Sunday, December 14, 2008

At UN, Madeleine Albright Talks Genocide While Dodging on Rwanda Votes of 1994

Byline: Matthew Russell Lee of Inner City Press at UN
www.innercitypress.com/un1albright120908.html

UNITED NATIONS, December 9 -- The U.S. is said to be a forgiving country, a land of re-invention of self. How else to explain Madeleine Albright, who in 1994 while serving on the Security Council pushed to remove UN peacekeepers from Rwanda during the genocide, showing up Tuesday at the UN along with William Cohen as experts to advise Barack Obama on the prevention of genocide?

Certainly, a person who has erred is in a good position to help successors avoid the same mistake. But Ms. Albright's introductory remarks to the Press did not mention the word Rwanda. So Inner City Press asked her, as the U.S. Permanent Representative during the Rwanda genocide, what lesson she has taken from it, and from the Council's dealings with the Democratic Republic of the Congo? Video here, from Minute 10:44.

Ms. Albright could only say that people had been distracted by Bosnia and Haiti and, she said, Somalia "where the Black Hawk helicopter had been shot down." We were doing things, she said. But she did not address the connection, that following the deaths of American service people in Somalia, President Bill Clinton decided that not only no Americans, but no other peacekeepers should take action in Rwanda.

Belgian peacekeepers had been shot, and Belgium wanted to leave. Today, Belgium says it is interested in sending peacekeepers to its former colony the Congo, but won't because the European Union doesn't agree. The EU is deploying in Kosovo. What has been learned?

Here is Ms. Albright's answer to Inner City Press' question:

"I do think there are various aspects of the tragedy of Rwanda that obviously weigh very heavily on all of us that had anything to do with it.

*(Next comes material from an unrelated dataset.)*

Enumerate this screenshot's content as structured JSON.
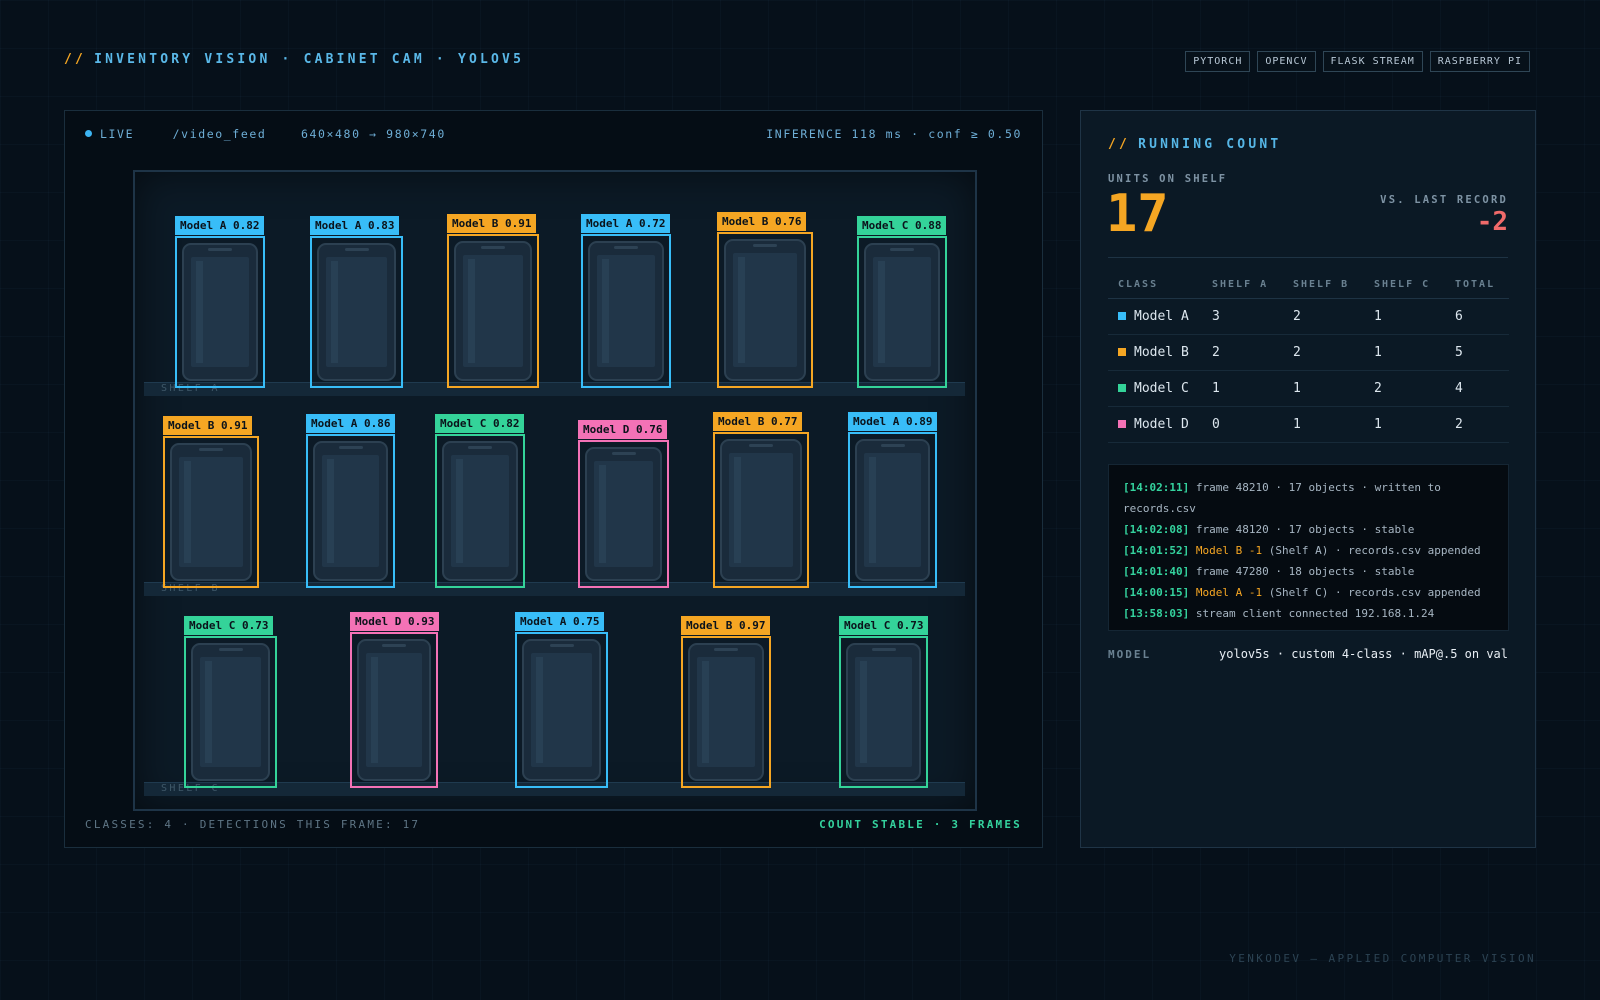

And I do think there are lessons there that have been incorporated into some of these suggestions.

"I think that it is obviously always easier for people to make judgments about what decisions were taken at the time when there was a different level of information available, which is something I tell my students all the time, but I do think what was missing was enough information coming in, looking at patterns, early warning signs, and anything in the US government that actually was a strong interagency process that had people watching for what was going on, and that's why we've suggested an atrocities prevention committee that would meet on a monthly basis and would be available, why we have suggested that the National Intelligence Estimate involve intelligence across the board ...

"The other part that I think is truly germane and why you need people spending time on this, for those of you who were here during that period, you know that it isn't as if we weren't doing anything. We had been in Somalia, the Black Hawk helicopter had been shot down, we were in Bosnia, we were looking at Haiti."

News analysis: rather than "never again," this is a recipe for "again and again."